Yan Dingding, Wu Xiaotian, Tang Sanyi
School of Mathematics and Statistics, Shaanxi Normal University, Xi'an, People's Republic of China.
College of Arts and Sciences, Shanghai Maritime University, Shanghai, People's Republic of China.
J Pharmacokinet Pharmacodyn. 2022 Apr;49(2):209-225. doi: 10.1007/s10928-021-09794-5. Epub 2021 Oct 27.
Pharmacokinetics is a scientific branch of pharmacology that describes the time course of drug concentration within a living organism and helps the scientific decision-making of potential drug candidates. However, the classical pharmacokinetic models with the eliminations of zero-order, first-order and saturated Michaelis-Menten processes, assume that patients perfectly follow drug regimens during drug treatment, and the significant factor of patients' drug adherence is not taken into account. In this study, therefore, considering the random change of dosage at the fixed dosing time interval, we reformulate the classical deterministic one-compartment pharmacokinetic models to the framework of stochastic, and analyze their qualitative properties including the expectation and variance of the drug concentration, existence of limit drug distribution, and the stochastic properties such as transience and recurrence. In addition, we carry out sensitivity analysis of drug adherence-related parameters to the key values like expectation and variance, especially for the impact on the lowest and highest steady state drug concentrations (i.e. the therapeutic window). Our findings can provide an important theoretical guidance for the variability of drug concentration and help the optimal design of medication regimens. Moreover, The developed models in this paper can support for the potential study of the impact of drug adherence on long-term treatment for chronic diseases like HIV, by integrating disease models and the stochastic PK models.

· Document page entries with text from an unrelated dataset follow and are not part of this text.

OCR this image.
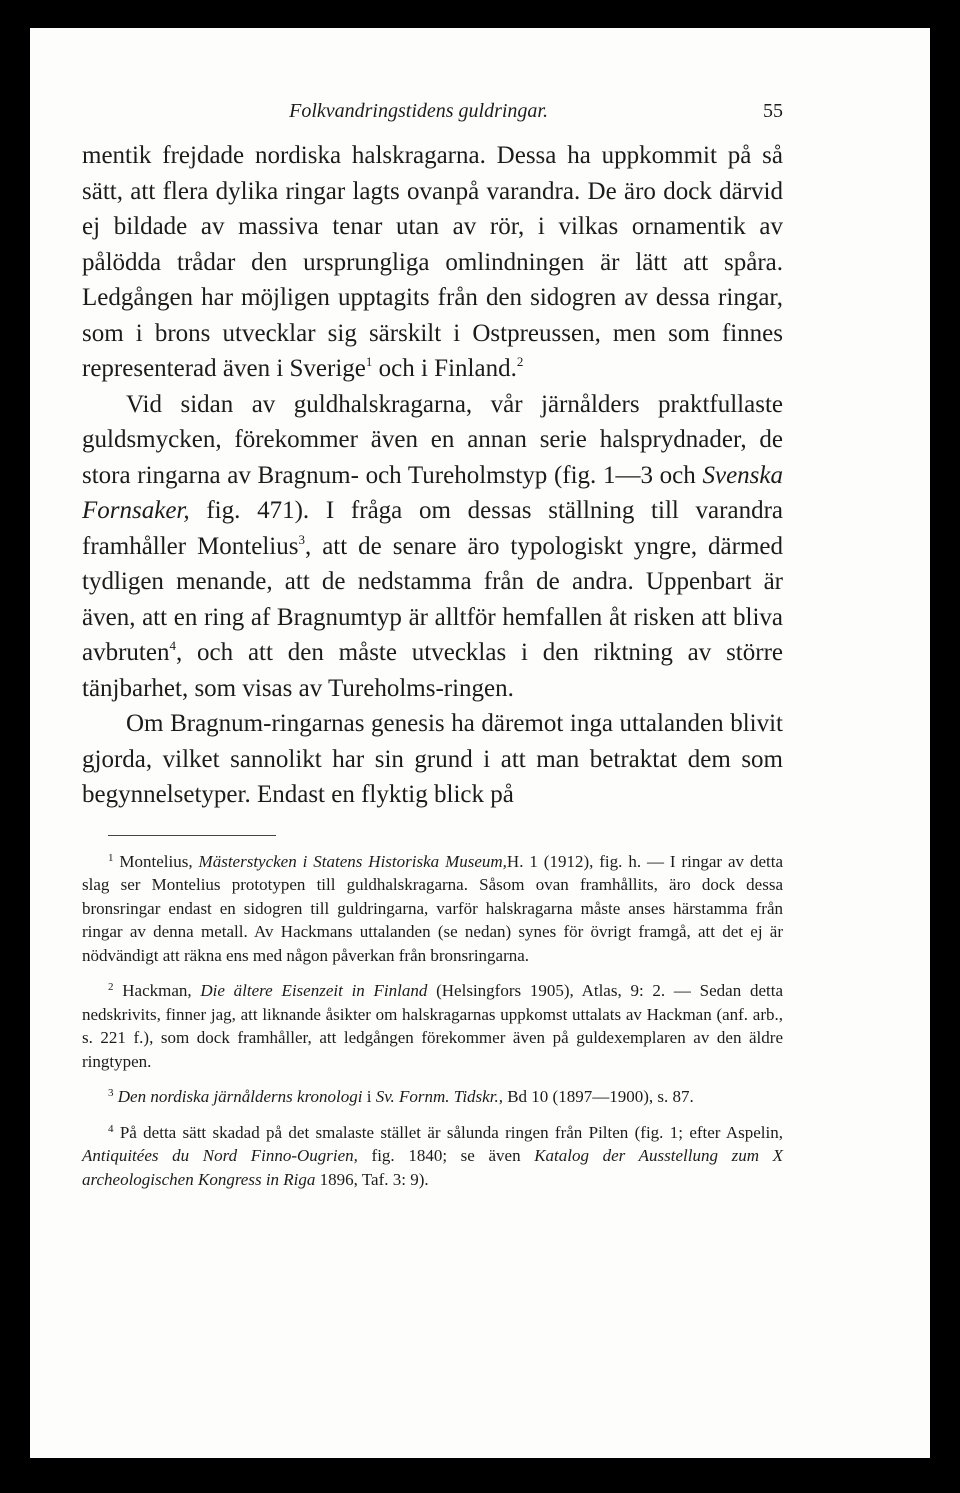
Folkvandringstidens guldringar.	55

mentik frejdade nordiska halskragarna. Dessa ha uppkommit på så sätt, att flera dylika ringar lagts ovanpå varandra. De äro dock därvid ej bildade av massiva tenar utan av rör, i vilkas ornamentik av pålödda trådar den ursprungliga omlindningen är lätt att spåra. Ledgången har möjligen upptagits från den sidogren av dessa ringar, som i brons utvecklar sig särskilt i Ostpreussen, men som finnes representerad även i Sverige$^1$ och i Finland.$^2$

Vid sidan av guldhalskragarna, vår järnålders praktfullaste guldsmycken, förekommer även en annan serie halsprydnader, de stora ringarna av Bragnum- och Tureholmstyp (fig. 1—3 och Svenska Fornsaker, fig. 471). I fråga om dessas ställning till varandra framhåller Montelius$^3$, att de senare äro typologiskt yngre, därmed tydligen menande, att de nedstamma från de andra. Uppenbart är även, att en ring af Bragnumtyp är alltför hemfallen åt risken att bliva avbruten$^4$, och att den måste utvecklas i den riktning av större tänjbarhet, som visas av Tureholms-ringen.

Om Bragnum-ringarnas genesis ha däremot inga uttalanden blivit gjorda, vilket sannolikt har sin grund i att man betraktat dem som begynnelsetyper. Endast en flyktig blick på

$^1$ Montelius, Mästerstycken i Statens Historiska Museum,H. 1 (1912), fig. h. — I ringar av detta slag ser Montelius prototypen till guldhalskragarna. Såsom ovan framhållits, äro dock dessa bronsringar endast en sidogren till guldringarna, varför halskragarna måste anses härstamma från ringar av denna metall. Av Hackmans uttalanden (se nedan) synes för övrigt framgå, att det ej är nödvändigt att räkna ens med någon påverkan från bronsringarna.

$^2$ Hackman, Die ältere Eisenzeit in Finland (Helsingfors 1905), Atlas, 9: 2. — Sedan detta nedskrivits, finner jag, att liknande åsikter om halskragarnas uppkomst uttalats av Hackman (anf. arb., s. 221 f.), som dock framhåller, att ledgången förekommer även på guldexemplaren av den äldre ringtypen.

$^3$ Den nordiska järnålderns kronologi i Sv. Fornm. Tidskr., Bd 10 (1897—1900), s. 87.

$^4$ På detta sätt skadad på det smalaste stället är sålunda ringen från Pilten (fig. 1; efter Aspelin, Antiquitées du Nord Finno-Ougrien, fig. 1840; se även Katalog der Ausstellung zum X archeologischen Kongress in Riga 1896, Taf. 3: 9).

药代动力学是药理学的一个科学分支,它描述了药物在生物体内的浓度随时间变化的过程,并有助于对潜在候选药物进行科学决策。然而,经典的药代动力学模型,包括零级、一级消除以及饱和米氏过程,假定患者在药物治疗期间能完美遵循给药方案,而未考虑患者药物依从性这一重要因素。因此,在本研究中,考虑到在固定给药时间间隔内剂量的随机变化,我们将经典的确定性单室药代动力学模型重新构建为随机框架,并分析其定性性质,包括药物浓度的期望和方差、极限药物分布的存在性以及诸如暂态和常返性等随机性质。此外,我们对与药物依从性相关的参数进行敏感性分析,以研究其对期望和方差等关键值的影响,特别是对最低和最高稳态药物浓度(即治疗窗)的影响。我们的研究结果可为药物浓度的变异性提供重要的理论指导,并有助于优化给药方案的设计。此外,本文所建立的模型通过整合疾病模型和随机药代动力学模型,可为研究药物依从性对如艾滋病等慢性疾病长期治疗的影响提供潜在支持。